L’exemple de l’ESAV (École Supérieure des Arts Visuels de Marrakech) est au cœur de cette réflexion sur la cinéphilie partagée. Enrico Chiesa explique que l’école a instauré « l’année du regard », où les étudiant·es voient jusqu’à 700 films, et où une sélection d’environ 50 œuvres, allant de Apocalypse Now à L’Homme à la caméra, est imposée comme socle de culture commune. Il constate que, pour la majorité, « la moyenne, c’est plutôt en dessous de 10 » films déjà vus, ce qui rend ce travail de visionnage collectif indispensable.
Cette exigence de culture cinématographique est aussi au cœur de la conception du rôle de producteur. Plus tard, Chiesa insistera sur le fait qu’un producteur ne doit pas seulement être « un chef d’entreprise », mais aussi « un interlocuteur artistique », pour qui « le travail avec les auteurs et la culture cinématographique est indispensable ».
Diffusion et circulation des films afro-caribéens
Interrogé sur les obstacles à la diffusion des films afro‑caribéens, Hedi Zardi rappelle que « la distribution est cruciale » et se dit « très attristé » de voir que les publics africains ne peuvent pas toujours voir les films produits par leurs voisins. Il oppose la visibilité massive des blockbusters – « tout le monde aura vu le dernier Mission impossible » – à celle de films comme Congo Boy, qui sera beaucoup plus difficile d’accès.
Aux Ateliers de l’Atlas, la question de la circulation est prise en charge via les « Atlas Distribution Meetings », où sont invités distributeurs internationaux, distributeurs du monde arabe et du continent africain. Zardi constate que les distributeurs africains « n’avaient pas l’occasion de se voir », contrairement à leurs homologues européens qui « renforcent leurs pratiques grâce aux échanges ». L’objectif est de créer un espace similaire pour les distributeurs marocains, tunisiens, égyptiens ou libanais, afin qu’ils sortent de leur isolement et renforcent leurs outils et stratégies.

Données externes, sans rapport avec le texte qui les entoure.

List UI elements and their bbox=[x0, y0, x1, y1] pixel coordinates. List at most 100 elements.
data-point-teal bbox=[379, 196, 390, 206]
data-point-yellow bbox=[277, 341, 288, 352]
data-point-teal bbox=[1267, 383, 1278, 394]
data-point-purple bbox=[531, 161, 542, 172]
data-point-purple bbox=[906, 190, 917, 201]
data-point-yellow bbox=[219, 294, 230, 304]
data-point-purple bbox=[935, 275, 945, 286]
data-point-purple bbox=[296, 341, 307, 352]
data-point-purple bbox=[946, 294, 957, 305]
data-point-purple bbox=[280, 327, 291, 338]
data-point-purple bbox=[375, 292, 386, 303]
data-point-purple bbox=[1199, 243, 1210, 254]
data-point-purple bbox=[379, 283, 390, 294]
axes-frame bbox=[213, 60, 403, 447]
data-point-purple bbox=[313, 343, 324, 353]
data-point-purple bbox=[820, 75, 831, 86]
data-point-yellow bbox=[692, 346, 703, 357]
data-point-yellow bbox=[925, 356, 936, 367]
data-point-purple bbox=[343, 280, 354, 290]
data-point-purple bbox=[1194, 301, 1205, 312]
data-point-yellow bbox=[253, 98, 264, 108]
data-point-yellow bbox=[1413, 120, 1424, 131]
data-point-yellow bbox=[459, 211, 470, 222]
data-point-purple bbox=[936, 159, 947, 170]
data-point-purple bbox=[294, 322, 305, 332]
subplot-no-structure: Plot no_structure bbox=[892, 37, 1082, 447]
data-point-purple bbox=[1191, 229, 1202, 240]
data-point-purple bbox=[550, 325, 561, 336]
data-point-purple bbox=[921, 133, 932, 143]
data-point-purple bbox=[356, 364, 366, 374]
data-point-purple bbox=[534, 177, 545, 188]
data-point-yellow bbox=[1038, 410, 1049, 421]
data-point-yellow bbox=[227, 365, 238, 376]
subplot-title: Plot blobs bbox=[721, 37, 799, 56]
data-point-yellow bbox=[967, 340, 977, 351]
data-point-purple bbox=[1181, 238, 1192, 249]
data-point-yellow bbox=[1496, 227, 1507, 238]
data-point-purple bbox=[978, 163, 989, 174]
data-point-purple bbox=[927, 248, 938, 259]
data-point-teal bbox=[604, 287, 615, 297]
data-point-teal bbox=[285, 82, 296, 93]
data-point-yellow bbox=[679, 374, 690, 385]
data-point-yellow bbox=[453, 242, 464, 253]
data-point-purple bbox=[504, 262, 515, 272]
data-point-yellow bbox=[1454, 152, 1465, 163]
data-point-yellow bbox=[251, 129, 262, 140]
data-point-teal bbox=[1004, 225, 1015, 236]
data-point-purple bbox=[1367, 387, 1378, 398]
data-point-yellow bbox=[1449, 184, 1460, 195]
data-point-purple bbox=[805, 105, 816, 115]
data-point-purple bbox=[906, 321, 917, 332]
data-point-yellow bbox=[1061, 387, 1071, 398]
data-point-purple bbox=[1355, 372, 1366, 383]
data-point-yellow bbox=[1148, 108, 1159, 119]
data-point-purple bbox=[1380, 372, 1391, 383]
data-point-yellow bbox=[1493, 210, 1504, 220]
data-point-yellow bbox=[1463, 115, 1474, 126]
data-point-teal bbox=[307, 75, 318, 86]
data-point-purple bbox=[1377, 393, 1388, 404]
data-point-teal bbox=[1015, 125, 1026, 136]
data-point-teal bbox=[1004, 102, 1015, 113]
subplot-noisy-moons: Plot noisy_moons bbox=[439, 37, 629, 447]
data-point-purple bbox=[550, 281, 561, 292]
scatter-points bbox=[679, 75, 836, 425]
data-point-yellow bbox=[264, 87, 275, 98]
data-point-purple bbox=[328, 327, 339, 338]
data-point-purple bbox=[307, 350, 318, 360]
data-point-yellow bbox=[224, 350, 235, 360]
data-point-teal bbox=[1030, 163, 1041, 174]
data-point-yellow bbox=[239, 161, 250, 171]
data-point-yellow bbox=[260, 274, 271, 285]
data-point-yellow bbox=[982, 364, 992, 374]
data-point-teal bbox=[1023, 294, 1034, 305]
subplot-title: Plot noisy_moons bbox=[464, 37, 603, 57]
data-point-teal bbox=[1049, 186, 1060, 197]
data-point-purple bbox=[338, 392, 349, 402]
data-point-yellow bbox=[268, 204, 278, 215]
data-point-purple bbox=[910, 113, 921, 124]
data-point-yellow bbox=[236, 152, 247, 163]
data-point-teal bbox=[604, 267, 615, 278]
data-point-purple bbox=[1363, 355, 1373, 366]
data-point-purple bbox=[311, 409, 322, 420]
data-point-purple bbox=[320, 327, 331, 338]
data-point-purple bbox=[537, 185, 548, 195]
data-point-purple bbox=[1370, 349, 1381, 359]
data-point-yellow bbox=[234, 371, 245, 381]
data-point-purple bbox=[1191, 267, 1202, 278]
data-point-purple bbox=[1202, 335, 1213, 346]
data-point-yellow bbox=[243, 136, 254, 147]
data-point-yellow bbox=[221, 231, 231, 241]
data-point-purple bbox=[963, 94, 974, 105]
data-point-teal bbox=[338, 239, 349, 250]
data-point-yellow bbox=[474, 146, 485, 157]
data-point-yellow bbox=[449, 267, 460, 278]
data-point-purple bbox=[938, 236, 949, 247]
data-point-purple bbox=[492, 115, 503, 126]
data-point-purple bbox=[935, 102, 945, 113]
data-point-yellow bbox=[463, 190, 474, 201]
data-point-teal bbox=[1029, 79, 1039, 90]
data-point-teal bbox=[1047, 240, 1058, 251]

Distribution, publics et représentations
Hedi Zardi insiste sur le fait que « les fonds vont de moins en moins vouloir financer des projets qui ne rencontrent pas de public », ce qui rend la stratégie de distribution « de plus en plus cruciale, quel que soit le type d’écran ». Il cite le soutien accordé à Claire Diao pour la circulation du film Disco Africa comme exemple d’une politique qui vise à « soutenir les acteurs qui amènent nos films à nos publics », en incluant écrans éphémères, projections en plein air et initiatives locales.
Pour illustrer la puissance de la représentativité, Zardi évoque le cas de la documentariste marocaine Asmae El Moudir, qui a développé son film seule pendant dix ans. Le succès de la réalisatrice a permis à de jeunes professionnels marocains de se dire « c’est possible » et, selon lui, « beaucoup de jeunes qui n’osaient pas déposer des dossiers ont déposé », preuve que « c’est la magie de la représentativité ».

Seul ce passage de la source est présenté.